Sept chapitres couvrent et rassemble le découpage de cette reconnaissance :
• Pratiques et productions artistiques et culturelles à l’université,
• Patrimoines numérisés, culture numérique et culture du numérique,
• Diversités Culturelles, sociabilités et socialisations à l’université,
• Culture générale et mobilité sociale de nos étudiants,
• Ancrage et ouverture des universités au cœur de leur territoire,
• Information, diffusion et valorisation des événements et productions
culturelles des universités,
• Présences et affirmation de l’université dans les mondes de l’art, de la
culture et des médias.
Nos cent vingt-huit propositions espèrent en ce sens apparaître comme
autant d’ouvertures possibles pour soutenir la reconnaissance de la place de
la culture dans l’enseignement supérieur et ce en rappelant combien, dans
la droite ligne de Condorcet, notre institution – l’université – doit mettre
tout en œuvre pour «protéger les savoirs contre les pouvoirs», «considérer
l’excellence comme la forme la plus haute de l’égalité» et se garder enfin
«d’assujettir l’instruction publique aux volontés particulières et à l’utilité
immédiate».
Je tiens pour terminer à vous remercier, Madame la Ministre, pour l’intérêt cardinal et rare que vous avez
porté sans relâche à cette question de la culture en France et dans nos
universités et à vous remercier par là-même de la confiance que vous avez
placé dans notre commission à qui vous aviez donné pour seules
consignes d’être libre, créative et imaginative. La LRU assigne dès ses
premiers articles aux universités les missions d’élever le niveau culturel
de la nation et de réduire les inégalités sociales et culturelles et de
contribuer enfin à la réalisation de l’égalité entre les hommes et les
femmes en assurant à toutes celles et à tous ceux qui en ont la volonté et la
capacité l’accès aux formes les plus élevées de la culture.
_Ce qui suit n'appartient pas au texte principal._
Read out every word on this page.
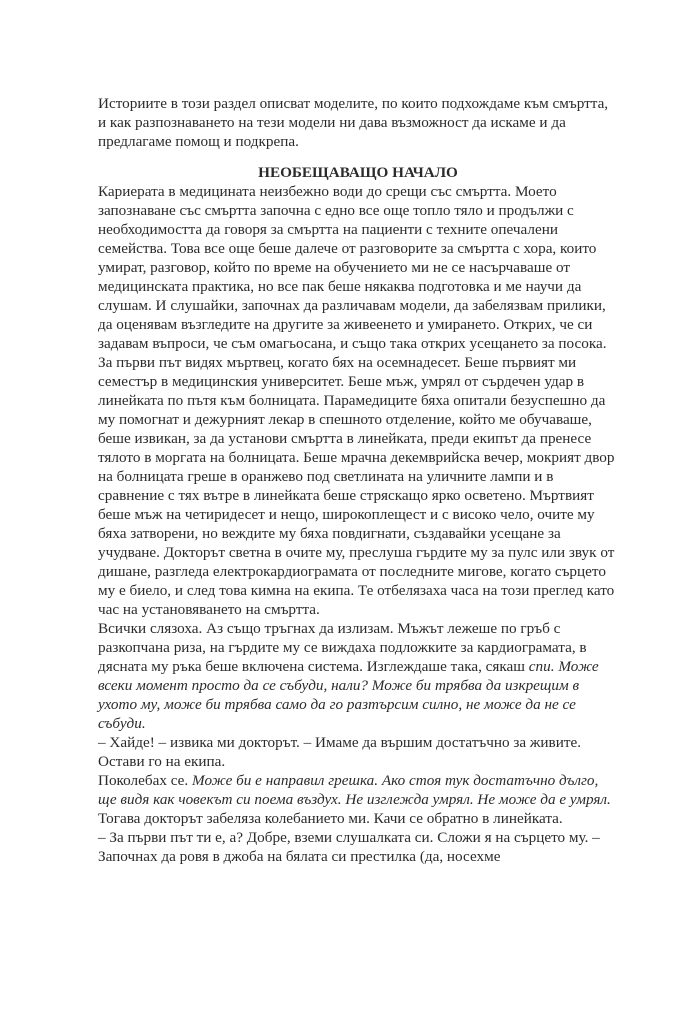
Историите в този раздел описват моделите, по които подхождаме към смъртта, и как разпознаването на тези модели ни дава възможност да искаме и да предлагаме помощ и подкрепа.

НЕОБЕЩАВАЩО НАЧАЛО

Кариерата в медицината неизбежно води до срещи със смъртта. Моето запознаване със смъртта започна с едно все още топло тяло и продължи с необходимостта да говоря за смъртта на пациенти с техните опечалени семейства. Това все още беше далече от разговорите за смъртта с хора, които умират, разговор, който по време на обучението ми не се насърчаваше от медицинската практика, но все пак беше някаква подготовка и ме научи да слушам. И слушайки, започнах да различавам модели, да забелязвам прилики, да оценявам възгледите на другите за живеенето и умирането. Открих, че си задавам въпроси, че съм омагьосана, и също така открих усещането за посока.

За първи път видях мъртвец, когато бях на осемнадесет. Беше първият ми семестър в медицинския университет. Беше мъж, умрял от сърдечен удар в линейката по пътя към болницата. Парамедиците бяха опитали безуспешно да му помогнат и дежурният лекар в спешното отделение, който ме обучаваше, беше извикан, за да установи смъртта в линейката, преди екипът да пренесе тялото в моргата на болницата. Беше мрачна декемврийска вечер, мокрият двор на болницата греше в оранжево под светлината на уличните лампи и в сравнение с тях вътре в линейката беше стряскащо ярко осветено. Мъртвият беше мъж на четиридесет и нещо, широкоплещест и с високо чело, очите му бяха затворени, но веждите му бяха повдигнати, създавайки усещане за учудване. Докторът светна в очите му, преслуша гърдите му за пулс или звук от дишане, разгледа електрокардиограмата от последните мигове, когато сърцето му е биело, и след това кимна на екипа. Те отбелязаха часа на този преглед като час на установяването на смъртта.

Всички слязоха. Аз също тръгнах да излизам. Мъжът лежеше по гръб с разкопчана риза, на гърдите му се виждаха подложките за кардиограмата, в дясната му ръка беше включена система. Изглеждаше така, сякаш спи. Може всеки момент просто да се събуди, нали? Може би трябва да изкрещим в ухото му, може би трябва само да го разтърсим силно, не може да не се събуди.

– Хайде! – извика ми докторът. – Имаме да вършим достатъчно за живите. Остави го на екипа.

Поколебах се. Може би е направил грешка. Ако стоя тук достатъчно дълго, ще видя как човекът си поема въздух. Не изглежда умрял. Не може да е умрял.

Тогава докторът забеляза колебанието ми. Качи се обратно в линейката.

– За първи път ти е, а? Добре, вземи слушалката си. Сложи я на сърцето му. – Започнах да ровя в джоба на бялата си престилка (да, носехме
Je tiens enfin à remercier ici tous les membres de cette commission :
Laure Adler, Jean-Jacques Annaud, Françoise Benhamou, Pierre Bergé,
Tom Bishop, Manuel Canevet, Jean-François Cervel, Alain Chamfort,
Philippe Dana, Jocelyn Defawe, Isabelle Dimonde, Renaud Donnedieu de
Vabres, Gianni Giardinelli Patrick Houque, Paul Karam, Guillaume
Klossa, Michel Lussault, Damien Malinas, Anne Rotenberg, Nicolas
Seydoux, Jean-Christophe Tamisier, Pascale Thumerelle, et Yves Winkin.
Je remercie aussi tous ceux qui ont été auditionnés et ont construit avec notre petite équipe de rédacteur les
propositions telles qu’elles se présentent à vous aujourd’hui et je remercie enfin tous ceux qui ont participé à
l’Université d’Avignon, à la mise en forme de ce rapport en particulier : Juliette Dalbavie, Olivier Zerbib,
bien sûr, mais également Myriam Dougados, Anais Truant, François Theurel, Raphaël Roth, Dominique
Joly et notre chargé de mission Culture et vie de campus Damien Malinas.
Nous avons tenté de donner un corps à ces missions par nos propositions, et c’est pourquoi il me semble
essentiel d’être le porte-parole de tous ceux qui ont contribué à ce rapport et qui placent en nous, Madame la
Ministre, une magnifique responsabilité : cette responsabilité n’est autre que l’espoir de voir ces
propositions sortir de leur rapport de papier pour habiter durablement les campus de nos universités.